Option 2: Using Ollama (Terminal)
Prerequisites for Installing Jais-Adapted-70b Model Locally using Ollama
- GPU:
- Memory (VRAM):
- Minimum: 16GB (with 8-bit or 4-bit quantization).
- Recommended: 24GB for smoother execution.
- Optimal: 48GB for full performance at FP16 precision.
- Type: NVIDIA GPUs with Tensor Cores (e.g., RTX 4090, A6000, A100, H100).
- Disk Space:
- Minimum: 40GB free SSD storage.
- Recommended: 100GB SSD for storing additional checkpoints, logs, and datasets.
- RAM:
- Minimum: 24GB.
- Recommended: 48GB for smoother operation, especially with large datasets.
- CPU:
- Minimum: 16 cores.
- Recommended: 24-48 cores for fast data preprocessing and I/O operations.

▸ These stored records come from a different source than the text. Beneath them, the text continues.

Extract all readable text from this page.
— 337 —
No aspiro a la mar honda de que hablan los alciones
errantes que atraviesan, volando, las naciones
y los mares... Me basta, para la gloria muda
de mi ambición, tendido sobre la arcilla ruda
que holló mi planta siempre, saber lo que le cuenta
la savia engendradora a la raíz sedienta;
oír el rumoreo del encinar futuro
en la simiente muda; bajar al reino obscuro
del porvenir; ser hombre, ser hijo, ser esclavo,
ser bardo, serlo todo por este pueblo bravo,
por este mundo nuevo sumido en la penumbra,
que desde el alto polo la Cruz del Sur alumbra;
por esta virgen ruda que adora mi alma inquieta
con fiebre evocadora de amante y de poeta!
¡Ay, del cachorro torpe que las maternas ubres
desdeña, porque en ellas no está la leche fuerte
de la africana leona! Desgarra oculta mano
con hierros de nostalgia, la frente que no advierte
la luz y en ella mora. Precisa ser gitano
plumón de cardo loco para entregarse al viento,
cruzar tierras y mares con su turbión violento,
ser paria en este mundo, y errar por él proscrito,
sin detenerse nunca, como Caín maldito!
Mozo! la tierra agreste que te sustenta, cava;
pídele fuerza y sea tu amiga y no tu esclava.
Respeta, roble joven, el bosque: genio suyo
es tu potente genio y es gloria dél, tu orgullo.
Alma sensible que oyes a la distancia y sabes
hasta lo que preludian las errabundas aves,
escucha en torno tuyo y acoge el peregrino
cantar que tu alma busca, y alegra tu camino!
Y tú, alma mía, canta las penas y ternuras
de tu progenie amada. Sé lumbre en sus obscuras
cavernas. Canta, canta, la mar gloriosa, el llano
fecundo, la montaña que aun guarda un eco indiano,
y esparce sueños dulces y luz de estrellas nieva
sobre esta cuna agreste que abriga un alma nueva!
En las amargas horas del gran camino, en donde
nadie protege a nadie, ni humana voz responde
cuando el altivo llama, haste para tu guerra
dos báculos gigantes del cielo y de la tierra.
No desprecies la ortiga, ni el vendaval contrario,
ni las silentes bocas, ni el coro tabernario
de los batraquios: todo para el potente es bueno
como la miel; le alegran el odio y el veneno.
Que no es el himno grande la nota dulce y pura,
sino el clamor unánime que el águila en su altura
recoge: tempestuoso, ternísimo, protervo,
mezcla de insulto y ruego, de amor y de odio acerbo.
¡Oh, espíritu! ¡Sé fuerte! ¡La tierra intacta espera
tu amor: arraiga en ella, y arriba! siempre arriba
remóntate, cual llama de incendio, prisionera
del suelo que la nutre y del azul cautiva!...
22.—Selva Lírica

- Install Ollama: Download and install the Ollama tool from the official site.
- Serve Ollama: Run the Ollama server.
- Pull the Model: Run the following command to pull the desired model:
ollama pull jwnder/jais-adaptive:7b
- Run the Model: Start the model in the terminal:
ollama run jwnder/jais-adaptive:7b
Option 3: Using Open WebUI
- Set Up Open WebUI:
Follow our Open WebUI Setup Guide to configure the interface. Ensure all dependencies are installed and the environment is correctly set up.
- Refresh the Interface:
Confirm that the jais-adaptive model has been downloaded and is visible in the list of available models on the Open WebUI.
- Select Your Model:
Choose the jais-adaptive model from the list.
- Start Interaction:
Begin using the model by entering your queries in the interface.
Conclusion
The Jais-Adapted-70B model stands out as a highly capable bilingual language model, offering strong performance in both Arabic and English. With its optimized architecture and extensive training, it delivers accurate text generation, making it a valuable tool for research, content creation, and interactive applications. The step-by-step guide ensures a smooth setup process, whether using a virtual machine, Jupyter Notebook, or deployment through Ollama. The availability of a 7B version on Ollama further enhances accessibility, allowing users to run the model efficiently on a wider range of hardware. With its strong linguistic capabilities and adaptability, Jais-Adapted-70B provides a reliable solution for bilingual text processing across various domains.